Defense saves day for W&J
PITTSBURGH – It was a bizarre ending, but not much of this college football game was routine.
Washington & Jefferson relied on two facets that have not been particularly glamorous in games of this magnitude to win a crucial Presidents’ Athletic Conference matchup Saturday afternoon.
Defense and the running game.
W&J produced three touchdowns off turnovers, made a goal-line stand and the running game produced more yards than the vaunted Presidents’ passing attack, a rarity under head coach Mike Sirianni, to come away with a hard-fought 27-20 victory over Carnegie Mellon in a battle of unbeatens.

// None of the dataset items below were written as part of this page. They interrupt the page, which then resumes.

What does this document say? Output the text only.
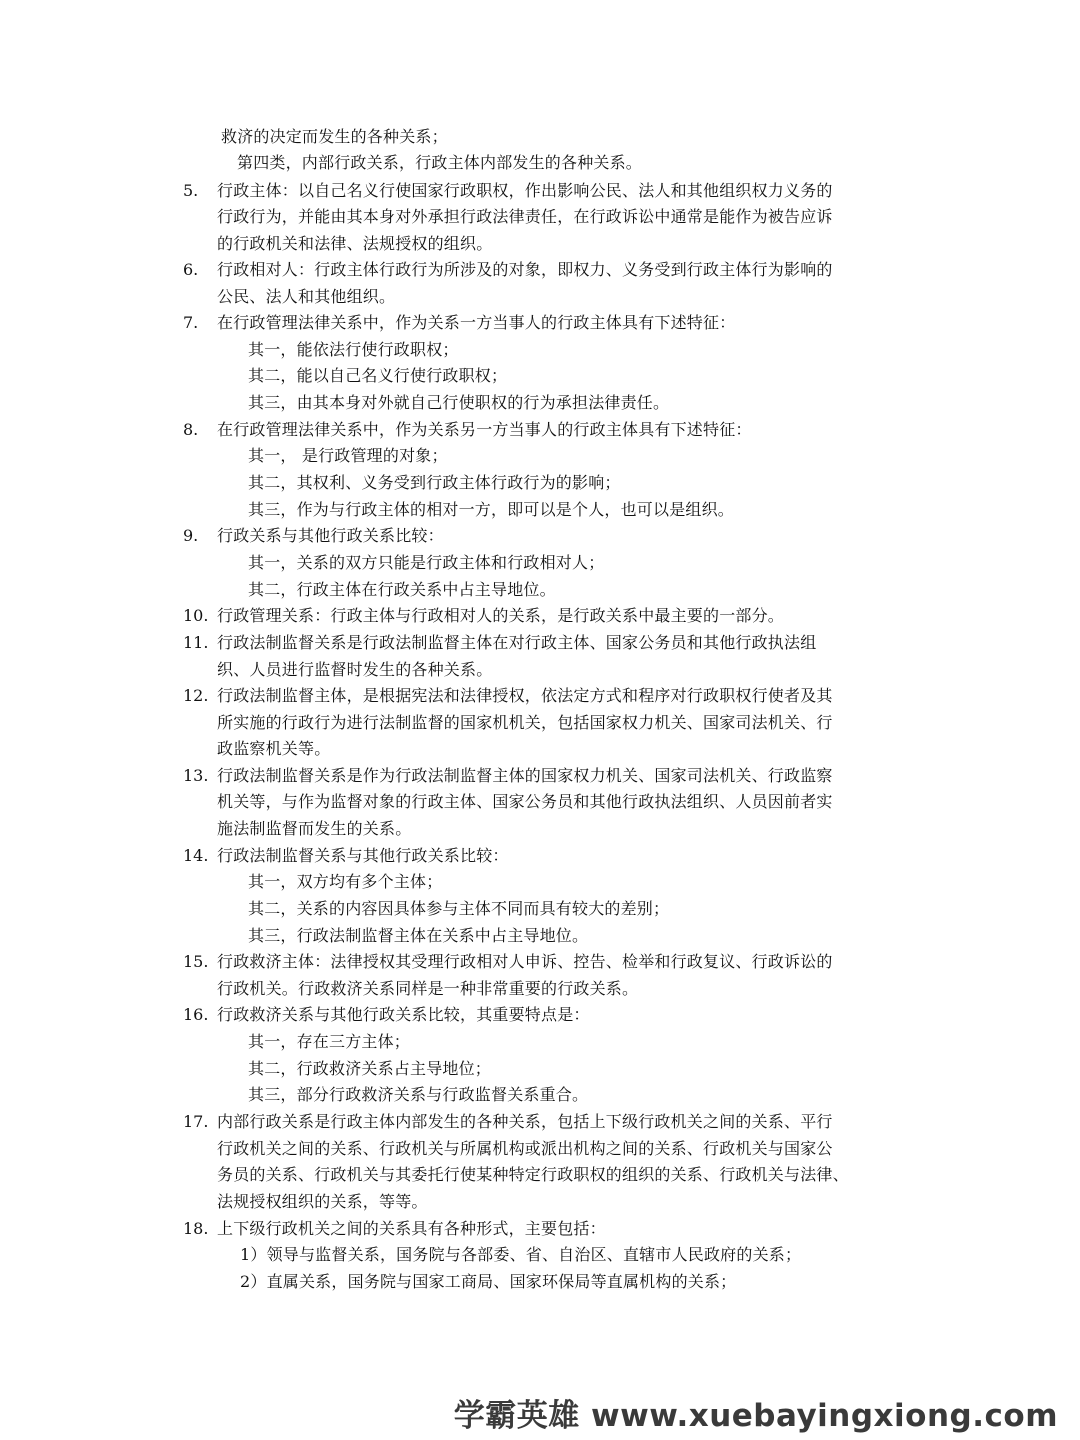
救济的决定而发生的各种关系；
第四类，内部行政关系，行政主体内部发生的各种关系。
5. 行政主体：以自己名义行使国家行政职权，作出影响公民、法人和其他组织权力义务的
行政行为，并能由其本身对外承担行政法律责任，在行政诉讼中通常是能作为被告应诉
的行政机关和法律、法规授权的组织。
6. 行政相对人：行政主体行政行为所涉及的对象，即权力、义务受到行政主体行为影响的
公民、法人和其他组织。
7. 在行政管理法律关系中，作为关系一方当事人的行政主体具有下述特征：
其一，能依法行使行政职权；
其二，能以自己名义行使行政职权；
其三，由其本身对外就自己行使职权的行为承担法律责任。
8. 在行政管理法律关系中，作为关系另一方当事人的行政主体具有下述特征：
其一， 是行政管理的对象；
其二，其权利、义务受到行政主体行政行为的影响；
其三，作为与行政主体的相对一方，即可以是个人，也可以是组织。
9. 行政关系与其他行政关系比较：
其一，关系的双方只能是行政主体和行政相对人；
其二，行政主体在行政关系中占主导地位。
10. 行政管理关系：行政主体与行政相对人的关系，是行政关系中最主要的一部分。
11. 行政法制监督关系是行政法制监督主体在对行政主体、国家公务员和其他行政执法组
织、人员进行监督时发生的各种关系。
12. 行政法制监督主体，是根据宪法和法律授权，依法定方式和程序对行政职权行使者及其
所实施的行政行为进行法制监督的国家机机关，包括国家权力机关、国家司法机关、行
政监察机关等。
13. 行政法制监督关系是作为行政法制监督主体的国家权力机关、国家司法机关、行政监察
机关等，与作为监督对象的行政主体、国家公务员和其他行政执法组织、人员因前者实
施法制监督而发生的关系。
14. 行政法制监督关系与其他行政关系比较：
其一，双方均有多个主体；
其二，关系的内容因具体参与主体不同而具有较大的差别；
其三，行政法制监督主体在关系中占主导地位。
15. 行政救济主体：法律授权其受理行政相对人申诉、控告、检举和行政复议、行政诉讼的
行政机关。行政救济关系同样是一种非常重要的行政关系。
16. 行政救济关系与其他行政关系比较，其重要特点是：
其一，存在三方主体；
其二，行政救济关系占主导地位；
其三，部分行政救济关系与行政监督关系重合。
17. 内部行政关系是行政主体内部发生的各种关系，包括上下级行政机关之间的关系、平行
行政机关之间的关系、行政机关与所属机构或派出机构之间的关系、行政机关与国家公
务员的关系、行政机关与其委托行使某种特定行政职权的组织的关系、行政机关与法律、
法规授权组织的关系，等等。
18. 上下级行政机关之间的关系具有各种形式，主要包括：
1）领导与监督关系，国务院与各部委、省、自治区、直辖市人民政府的关系；
2）直属关系，国务院与国家工商局、国家环保局等直属机构的关系；
学霸英雄 www.xuebayingxiong.com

The 13th-ranked Presidents moved to 5-0, 3-0 in the conference, and Carnegie Mellon fell to 5-1, 3-1 in the PAC.
“We won this game with two aspects that aren’t our strengths since I’ve been at W&J,” said head coach Mike Sirianni. “We’ve been an offensive team that throws the ball. We’ve had good running backs but we’re primarily a passing team that doesn’t play real good defense. We won the game playing great defense.
“When (coach) John Luckhardt was here, it’s was defense and run the ball. Since I’ve been here, it’s offense and throw the ball. We won this game with defense.”
The most interesting play of the game came on a fourth-down play after CMU had scored to cut the deficit to seven with 2:49 left and recovered the onside kick. The snap to Tartans quarterback Alex Cline was low and it glanced off his hands for a fumble and W&J’s defense pounced. Sam Benger picked the fumble up and flipped it across his body to Cline.
The CMU quarterback unleashed a pass that Tommy Mansfield caught at the W&J 15-yard line.
But the officials ruled an illegal forward pass because Benger’s pitch to Cline already was a forward pass. Replays confirmed the call was correct.
“I can’t say I was in a great position to see the pitch,” said CMU head coach Rich Lackner. “I don’t know if it was a backward or forward pass. We made our share of mistakes, but we gave W&J a great game.”
W&J’s defense gave a glimpse of what was to come in this game by stopping Carnegie Mellon four times with a first-and-goal at the 7. Benger ran the final two times but managed only one yard from the two.
Middle linebacker Nick Murgo picked off a Cline pass two series later and returned it 51 yards for a touchdown that gave W&J a 14-0 lead.
“I saw the ball in the air and just broke on it,” said Murgo, who had a team-high 11 tacks and a quarterback sack. “I saw the end zone and didn’t stop.”
Carnegie Mellon used its defense to set up its first score when Kyle Brittan intercepted an Alex Rowse pass and returned it to the W&J 30. Cline hit John Prather over the middle for the first of two touchdowns, this one from 23 yards, to make it 14-6 at halftime.
The teams traded touchdowns in the third quarter and on successive drives. E.J. Thompson burst through the CMU defense for a 19-yard touchdown and a 20-6 lead. Cline found Prather on a similar post pattern from 17 yards to make it 20-13.
W&J tailback Justin Vickless pushed the lead to 27-13 when he capped a 9-play, 57-yard drive with a two-yard touchdown. The drive was set up when Benger fumbled and tackle Jeff Oxner recovered. It was Benger’s first fumble in 809 career carries. Vickless had career highs of 27 carries for 158 yards. None of his carries lost yards. He helped W&J amass 197 yards on 44 tries.
“I’ve been waiting for the day when we pound the ball,” said Vickless. “Our line was awesome. I thought we could run the ball but I didn’t think we could bully them like we did.”
Carnegie Mellon cut W&J’s lead to seven, when Cline went around right end for a 6-yard touchdown with 4:24.